# Speedsonic



## Anthony A (Nov 7, 2008)

The Speedsonic has been a grail of mine for some time and old watchmaker ( ex Omega ) finally finished up my Speedsonic 188.0002. Purchased off Jonw a little

while back it needed a new dial, hand set and Crystal.

I have put it on a rally style strap and it looks fantastic the case is as new and its Humming like a champ. The day date function is working spot on and chronograph is as well.

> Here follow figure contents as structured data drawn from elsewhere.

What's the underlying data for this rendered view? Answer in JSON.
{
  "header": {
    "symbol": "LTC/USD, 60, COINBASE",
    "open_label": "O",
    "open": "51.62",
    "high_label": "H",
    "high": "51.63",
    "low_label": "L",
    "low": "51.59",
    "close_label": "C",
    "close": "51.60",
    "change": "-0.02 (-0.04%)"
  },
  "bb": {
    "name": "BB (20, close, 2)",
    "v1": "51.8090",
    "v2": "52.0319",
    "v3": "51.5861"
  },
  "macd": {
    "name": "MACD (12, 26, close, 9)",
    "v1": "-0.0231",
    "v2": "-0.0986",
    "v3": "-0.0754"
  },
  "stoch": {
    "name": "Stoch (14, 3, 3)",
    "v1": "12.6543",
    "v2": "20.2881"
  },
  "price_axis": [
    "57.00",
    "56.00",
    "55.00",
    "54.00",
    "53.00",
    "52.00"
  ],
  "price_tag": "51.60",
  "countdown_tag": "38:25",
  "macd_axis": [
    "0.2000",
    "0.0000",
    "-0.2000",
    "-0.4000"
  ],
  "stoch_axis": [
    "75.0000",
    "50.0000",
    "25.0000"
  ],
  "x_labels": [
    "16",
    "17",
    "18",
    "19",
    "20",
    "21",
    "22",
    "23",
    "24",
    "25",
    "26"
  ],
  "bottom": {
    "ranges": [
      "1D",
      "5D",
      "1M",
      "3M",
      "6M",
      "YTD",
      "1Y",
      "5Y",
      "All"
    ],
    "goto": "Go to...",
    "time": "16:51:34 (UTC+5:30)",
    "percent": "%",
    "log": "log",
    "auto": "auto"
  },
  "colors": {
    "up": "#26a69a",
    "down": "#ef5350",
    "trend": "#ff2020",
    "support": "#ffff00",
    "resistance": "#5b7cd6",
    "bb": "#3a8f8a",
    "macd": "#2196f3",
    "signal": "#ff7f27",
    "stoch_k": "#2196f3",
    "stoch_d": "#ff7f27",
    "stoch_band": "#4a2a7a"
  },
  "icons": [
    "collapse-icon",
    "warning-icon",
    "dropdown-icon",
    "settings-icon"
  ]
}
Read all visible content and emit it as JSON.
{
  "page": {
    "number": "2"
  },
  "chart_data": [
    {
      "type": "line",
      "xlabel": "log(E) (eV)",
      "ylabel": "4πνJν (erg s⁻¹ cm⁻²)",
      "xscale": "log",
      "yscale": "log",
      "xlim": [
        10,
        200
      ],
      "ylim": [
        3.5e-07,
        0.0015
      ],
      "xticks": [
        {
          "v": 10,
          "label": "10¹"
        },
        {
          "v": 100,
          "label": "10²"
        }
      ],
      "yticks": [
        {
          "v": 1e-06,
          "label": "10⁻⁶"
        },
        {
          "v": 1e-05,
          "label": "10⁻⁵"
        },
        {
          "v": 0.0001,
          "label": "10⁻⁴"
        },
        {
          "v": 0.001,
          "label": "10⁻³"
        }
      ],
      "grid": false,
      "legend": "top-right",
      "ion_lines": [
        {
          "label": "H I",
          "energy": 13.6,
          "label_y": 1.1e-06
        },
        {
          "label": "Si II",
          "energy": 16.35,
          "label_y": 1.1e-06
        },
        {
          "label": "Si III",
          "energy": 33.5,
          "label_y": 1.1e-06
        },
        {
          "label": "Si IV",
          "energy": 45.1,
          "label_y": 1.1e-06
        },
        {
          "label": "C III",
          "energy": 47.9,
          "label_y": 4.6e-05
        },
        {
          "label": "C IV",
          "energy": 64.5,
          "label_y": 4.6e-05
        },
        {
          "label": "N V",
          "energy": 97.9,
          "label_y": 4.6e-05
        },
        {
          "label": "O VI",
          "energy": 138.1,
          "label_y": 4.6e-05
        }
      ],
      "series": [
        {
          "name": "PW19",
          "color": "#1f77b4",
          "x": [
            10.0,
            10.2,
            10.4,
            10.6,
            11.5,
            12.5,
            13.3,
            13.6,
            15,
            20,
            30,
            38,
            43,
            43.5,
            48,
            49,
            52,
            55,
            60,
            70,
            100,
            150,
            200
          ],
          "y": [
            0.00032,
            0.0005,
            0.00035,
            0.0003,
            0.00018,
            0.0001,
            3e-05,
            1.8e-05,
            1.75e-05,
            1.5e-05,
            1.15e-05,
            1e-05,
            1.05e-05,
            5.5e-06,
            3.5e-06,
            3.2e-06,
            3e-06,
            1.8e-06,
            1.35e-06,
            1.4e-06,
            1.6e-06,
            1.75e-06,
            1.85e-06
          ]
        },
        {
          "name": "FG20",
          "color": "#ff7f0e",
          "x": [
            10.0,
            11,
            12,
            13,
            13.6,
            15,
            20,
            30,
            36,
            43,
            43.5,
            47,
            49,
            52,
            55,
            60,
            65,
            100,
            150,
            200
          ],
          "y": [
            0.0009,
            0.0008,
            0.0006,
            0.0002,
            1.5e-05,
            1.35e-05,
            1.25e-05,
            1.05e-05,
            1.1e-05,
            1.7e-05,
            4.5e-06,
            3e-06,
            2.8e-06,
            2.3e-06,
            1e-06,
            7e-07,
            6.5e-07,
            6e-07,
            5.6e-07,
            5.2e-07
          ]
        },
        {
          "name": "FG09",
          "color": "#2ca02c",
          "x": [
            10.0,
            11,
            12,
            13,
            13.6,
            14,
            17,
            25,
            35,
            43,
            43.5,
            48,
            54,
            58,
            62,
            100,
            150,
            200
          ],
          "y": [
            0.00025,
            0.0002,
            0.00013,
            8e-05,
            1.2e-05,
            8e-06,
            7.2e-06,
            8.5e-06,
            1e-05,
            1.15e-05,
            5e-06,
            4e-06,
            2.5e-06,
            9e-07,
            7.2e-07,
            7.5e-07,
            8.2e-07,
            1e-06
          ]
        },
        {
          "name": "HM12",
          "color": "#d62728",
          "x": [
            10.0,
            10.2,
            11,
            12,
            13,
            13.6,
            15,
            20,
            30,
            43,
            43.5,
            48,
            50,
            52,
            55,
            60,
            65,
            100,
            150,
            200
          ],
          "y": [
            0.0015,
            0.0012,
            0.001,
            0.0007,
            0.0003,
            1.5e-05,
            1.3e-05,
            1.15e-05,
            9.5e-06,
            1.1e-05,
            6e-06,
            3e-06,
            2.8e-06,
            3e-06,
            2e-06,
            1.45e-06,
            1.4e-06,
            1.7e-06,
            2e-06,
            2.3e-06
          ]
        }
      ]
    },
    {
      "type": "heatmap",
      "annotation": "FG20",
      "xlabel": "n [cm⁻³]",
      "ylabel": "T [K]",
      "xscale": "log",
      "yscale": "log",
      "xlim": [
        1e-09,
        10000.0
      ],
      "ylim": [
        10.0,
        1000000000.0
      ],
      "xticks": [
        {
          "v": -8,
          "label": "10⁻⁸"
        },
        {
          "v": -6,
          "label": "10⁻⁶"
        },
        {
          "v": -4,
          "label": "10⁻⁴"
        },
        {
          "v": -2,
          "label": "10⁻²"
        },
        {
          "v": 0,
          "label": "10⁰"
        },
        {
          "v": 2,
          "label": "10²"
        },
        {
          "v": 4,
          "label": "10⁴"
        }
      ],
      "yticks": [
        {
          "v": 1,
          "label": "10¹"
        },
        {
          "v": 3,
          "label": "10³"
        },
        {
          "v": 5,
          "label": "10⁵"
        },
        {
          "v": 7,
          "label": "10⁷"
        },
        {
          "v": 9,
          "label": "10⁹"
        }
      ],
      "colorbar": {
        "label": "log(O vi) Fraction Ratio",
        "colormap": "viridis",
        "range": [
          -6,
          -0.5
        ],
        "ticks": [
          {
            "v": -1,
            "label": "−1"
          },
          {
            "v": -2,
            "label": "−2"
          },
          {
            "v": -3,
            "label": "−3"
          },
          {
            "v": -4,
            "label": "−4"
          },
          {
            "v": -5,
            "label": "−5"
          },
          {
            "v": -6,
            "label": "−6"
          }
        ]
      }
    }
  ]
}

The hour and minute hands are from the lobster & applied marker type I think, but order direct from the Swiss using the correct case reference number this is what appeared, the correct type

appear to be NLA. My photos don't do it justice but I hope you all like it.


----------



## Bootsy (Jun 2, 2009)

Stunning, I love it!


----------



## jasonm (Nov 22, 2003)

Very nice indeed....


----------



## foztex (Nov 6, 2005)

Smashing Anthony, your watchmaker has done a lovely job. That dial is squeaky, superb.

well done mate

Andy


----------



## Anthony A (Nov 7, 2008)

Thanks guys I'm pretty chuffed with it.... and on reflection my pics ain't as bad as I thought.


----------



## Silver Hawk (Dec 2, 2003)

:thumbsup:


----------



## Chukas (Aug 7, 2008)

Thats a Beauty


----------



## dombox40 (Oct 20, 2008)

Very nice watch and a superb piece of restoration, really like that one. :wub: :thumbup:


----------



## JonW (Mar 23, 2005)

Wahoo! well done mate! Joe did a superb job on it. 

Oh and... Your pics are getting better my friend


----------



## Agent orange (Feb 11, 2006)

:thumbup: Well done mate, I know what a dilemma this has posed for you but it was well worth it imho.

My two say hello 










Cheers,

Gary


----------



## Anthony A (Nov 7, 2008)

Agent orange said:


> :thumbup: Well done mate, I know what a dilemma this has posed for you but it was well worth it imho.
> 
> My two say hello
> 
> ...


You got a nice pair of kissing cousins Gary!


----------



## Anthony A (Nov 7, 2008)

JonW said:


> Wahoo! well done mate! Joe did a superb job on it.
> 
> Oh and... Your pics are getting better my friend


Cheers Jon need to find a Lobster now..... good luck!


----------



## JonW (Mar 23, 2005)

lol, i love my lobby... its a definite for any collection imho


----------



## PhilM (Nov 5, 2004)

Perfect in every way :thumbsup:


----------



## mjolnir (Jan 3, 2006)

The speedsonic is generally a great looking watch and yours looks to be mint.

What a great job. Love it.


----------



## Parabola (Aug 1, 2007)

That's just plain lovely


----------